IEEE Trans Neural Netw Learn Syst. 2016 May;27(5):978-92. doi: 10.1109/TNNLS.2015.2431251. Epub 2015 Jun 2.
The training of a multilayer perceptron neural network (MLPNN) concerns the selection of its architecture and the connection weights via the minimization of both the training error and a penalty term. Different penalty terms have been proposed to control the smoothness of the MLPNN for better generalization capability. However, controlling its smoothness using, for instance, the norm of weights or the Vapnik-Chervonenkis dimension cannot distinguish individual MLPNNs with the same number of free parameters or the same norm. In this paper, to enhance generalization capabilities, we propose a stochastic sensitivity measure (ST-SM) to realize a new penalty term for MLPNN training. The ST-SM determines the expectation of the squared output differences between the training samples and the unseen samples located within their Q -neighborhoods for a given MLPNN. It provides a direct measurement of the MLPNNs output fluctuations, i.e., smoothness. We adopt a two-phase Pareto-based multiobjective training algorithm for minimizing both the training error and the ST-SM as biobjective functions. Experiments on 20 UCI data sets show that the MLPNNs trained by the proposed algorithm yield better accuracies on testing data than several recent and classical MLPNN training methods.
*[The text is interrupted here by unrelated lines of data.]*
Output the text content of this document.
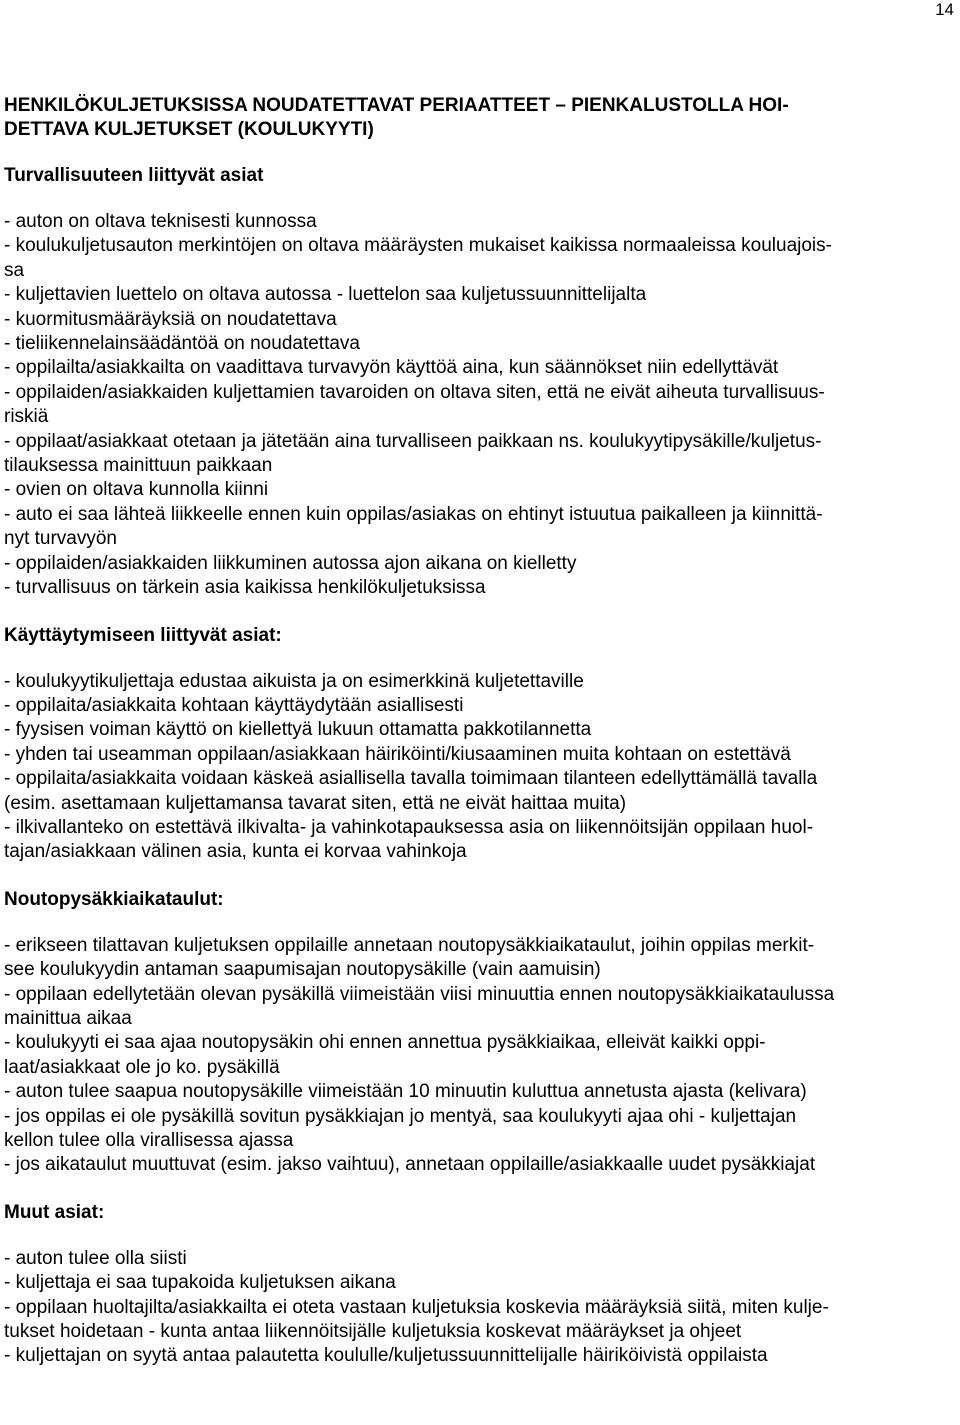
14
HENKILÖKULJETUKSISSA NOUDATETTAVAT PERIAATTEET – PIENKALUSTOLLA HOI-
DETTAVA KULJETUKSET (KOULUKYYTI)
Turvallisuuteen liittyvät asiat
- auton on oltava teknisesti kunnossa
- koulukuljetusauton merkintöjen on oltava määräysten mukaiset kaikissa normaaleissa kouluajois-
sa
- kuljettavien luettelo on oltava autossa - luettelon saa kuljetussuunnittelijalta
- kuormitusmääräyksiä on noudatettava
- tieliikennelainsäädäntöä on noudatettava
- oppilailta/asiakkailta on vaadittava turvavyön käyttöä aina, kun säännökset niin edellyttävät
- oppilaiden/asiakkaiden kuljettamien tavaroiden on oltava siten, että ne eivät aiheuta turvallisuus-
riskiä
- oppilaat/asiakkaat otetaan ja jätetään aina turvalliseen paikkaan ns. koulukyytipysäkille/kuljetus-
tilauksessa mainittuun paikkaan
- ovien on oltava kunnolla kiinni
- auto ei saa lähteä liikkeelle ennen kuin oppilas/asiakas on ehtinyt istuutua paikalleen ja kiinnittä-
nyt turvavyön
- oppilaiden/asiakkaiden liikkuminen autossa ajon aikana on kielletty
- turvallisuus on tärkein asia kaikissa henkilökuljetuksissa
Käyttäytymiseen liittyvät asiat:
- koulukyytikuljettaja edustaa aikuista ja on esimerkkinä kuljetettaville
- oppilaita/asiakkaita kohtaan käyttäydytään asiallisesti
- fyysisen voiman käyttö on kiellettyä lukuun ottamatta pakkotilannetta
- yhden tai useamman oppilaan/asiakkaan häiriköinti/kiusaaminen muita kohtaan on estettävä
- oppilaita/asiakkaita voidaan käskeä asiallisella tavalla toimimaan tilanteen edellyttämällä tavalla
(esim. asettamaan kuljettamansa tavarat siten, että ne eivät haittaa muita)
- ilkivallanteko on estettävä ilkivalta- ja vahinkotapauksessa asia on liikennöitsijän oppilaan huol-
tajan/asiakkaan välinen asia, kunta ei korvaa vahinkoja
Noutopysäkkiaikataulut:
- erikseen tilattavan kuljetuksen oppilaille annetaan noutopysäkkiaikataulut, joihin oppilas merkit-
see koulukyydin antaman saapumisajan noutopysäkille (vain aamuisin)
- oppilaan edellytetään olevan pysäkillä viimeistään viisi minuuttia ennen noutopysäkkiaikataulussa
mainittua aikaa
- koulukyyti ei saa ajaa noutopysäkin ohi ennen annettua pysäkkiaikaa, elleivät kaikki oppi-
laat/asiakkaat ole jo ko. pysäkillä
- auton tulee saapua noutopysäkille viimeistään 10 minuutin kuluttua annetusta ajasta (kelivara)
- jos oppilas ei ole pysäkillä sovitun pysäkkiajan jo mentyä, saa koulukyyti ajaa ohi - kuljettajan
kellon tulee olla virallisessa ajassa
- jos aikataulut muuttuvat (esim. jakso vaihtuu), annetaan oppilaille/asiakkaalle uudet pysäkkiajat
Muut asiat:
- auton tulee olla siisti
- kuljettaja ei saa tupakoida kuljetuksen aikana
- oppilaan huoltajilta/asiakkailta ei oteta vastaan kuljetuksia koskevia määräyksiä siitä, miten kulje-
tukset hoidetaan - kunta antaa liikennöitsijälle kuljetuksia koskevat määräykset ja ohjeet
- kuljettajan on syytä antaa palautetta koululle/kuljetussuunnittelijalle häiriköivistä oppilaista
多层感知机神经网络 (MLPNN) 的训练涉及通过最小化训练误差和惩罚项来选择其架构和连接权重。已经提出了不同的惩罚项来控制 MLPNN 的平滑度,以提高泛化能力。然而,通过使用权重的范数或 Vapnik-Chervonenkis 维数等来控制其平滑度,无法区分具有相同自由参数数量或相同范数的单个 MLPNN。在本文中,为了提高泛化能力,我们提出了一种随机敏感性度量 (ST-SM),以实现 MLPNN 训练的新惩罚项。ST-SM 确定了给定 MLPNN 中训练样本和未见过样本位于其 Q-邻域内的平方输出差异的期望。它提供了对 MLPNN 输出波动的直接度量,即平滑度。我们采用两阶段基于 Pareto 的多目标训练算法来最小化训练误差和 ST-SM 作为双目标函数。在 20 个 UCI 数据集上的实验表明,与几个最近和经典的 MLPNN 训练方法相比,通过所提出的算法训练的 MLPNN 在测试数据上具有更高的准确性。